Starting dose recommendation: 140-200 mg per week split twice weekly for most men. Not 100 mg per week. The reason is that 100 mg per week produces trough levels that, for many men, remain in the symptomatic range. The purpose of initiating TRT is to bring the man into a range where the biology changes. That requires a dose that actually gets there.
No anastrozole at initiation. Labs at week 6 determine whether aromatase management is warranted, what form it should take, and at what dose. The decision is based on serum estradiol and symptoms, not on the calendar.

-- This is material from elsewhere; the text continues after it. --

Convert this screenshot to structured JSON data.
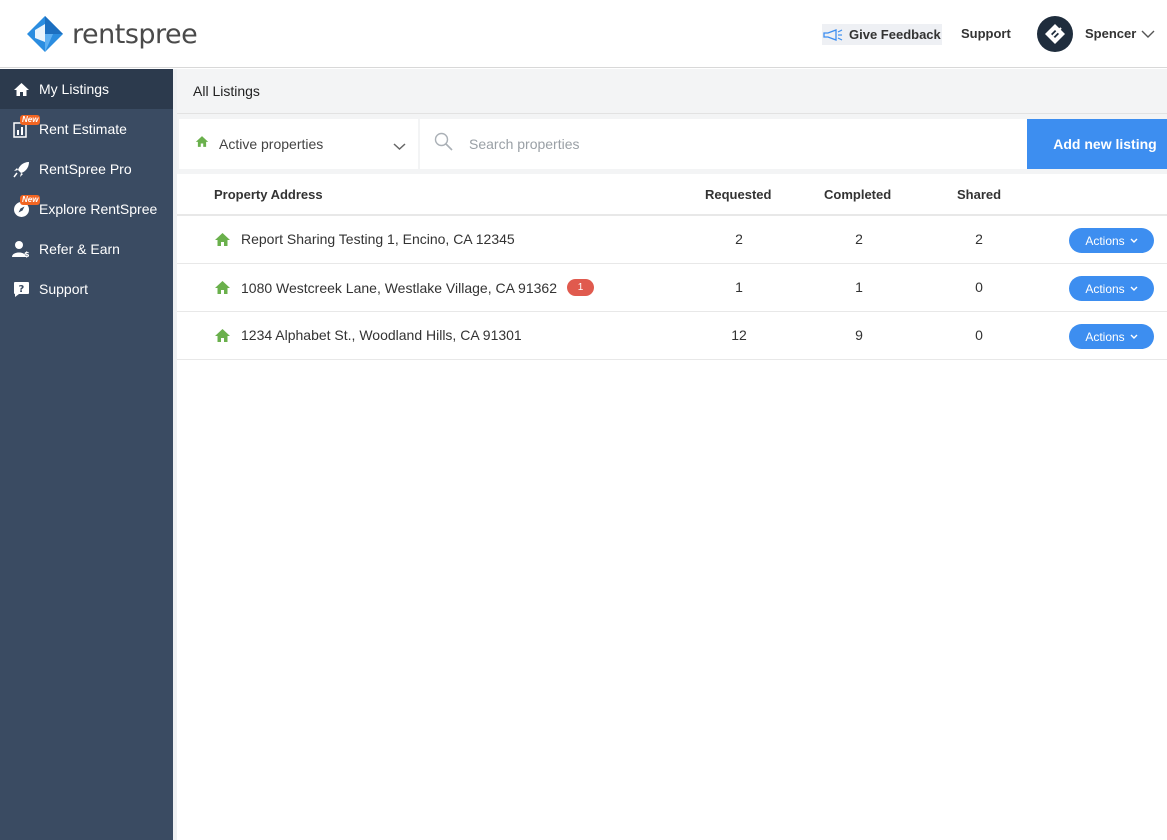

Monitoring calendar built into the protocol document. The man leaves intake with a defined schedule: week 6-8 labs, week 12 hematocrit, 6-month full panel. The calendar is not a suggestion. It is the protocol.
References
- Bhasin S et al. Testosterone Therapy in Men with Hypogonadism: An Endocrine Society Clinical Practice Guideline. J Clin Endocrinol Metab. 2018;103(5):1715-1744. Primary guideline establishing mid-normal range targets for symptomatic hypogonadal men. verified
- Finkelstein JS et al. Gonadal Steroids and Body Composition, Strength, and Sexual Function in Men. N Engl J Med. 2013;369(11):1011-1022. Demonstrated that estradiol suppression in men with maintained testosterone produced loss of libido and sexual function. verified
- ATAC Trialists' Group. Anastrozole alone or in combination with tamoxifen versus tamoxifen alone for adjuvant treatment of postmenopausal women with early breast cancer. Lancet. 2002;359(9324):2131-2139. Source context for anastrozole indication: postmenopausal estrogen-receptor-positive breast cancer. verified
- Coviello AD et al. Effects of graded doses of testosterone on erythropoiesis in healthy young and older men. J Clin Endocrinol Metab. 2008;93(3):914-919. Dose-dependent erythrocytosis characterization; establishes hematocrit monitoring rationale. verified
- Snyder PJ et al. Effect of Testosterone Treatment on Body Composition and Muscle Strength in Men over 65 Years of Age. J Clin Endocrinol Metab. 1999;84(8):2647-2653. Testosterone and lean-mass preservation evidence base for older men. verified
- Khera M et al. A new era of testosterone and prostate cancer: from physiology to clinical implications. Eur Urol. 2014;65(1):115-123. PSA monitoring context and prostate safety framing for TRT-initiated patients. verified
THE PIVOTAL PROTOCOL is a research and education operation. Nothing in this note constitutes medical advice, diagnosis, or treatment. All clinical decisions belong to a licensed physician with complete knowledge of the individual case. The mechanisms and references described here are derived from published literature cited above. Begin a conversation with a qualified prescriber. Do not begin self-administration from a website.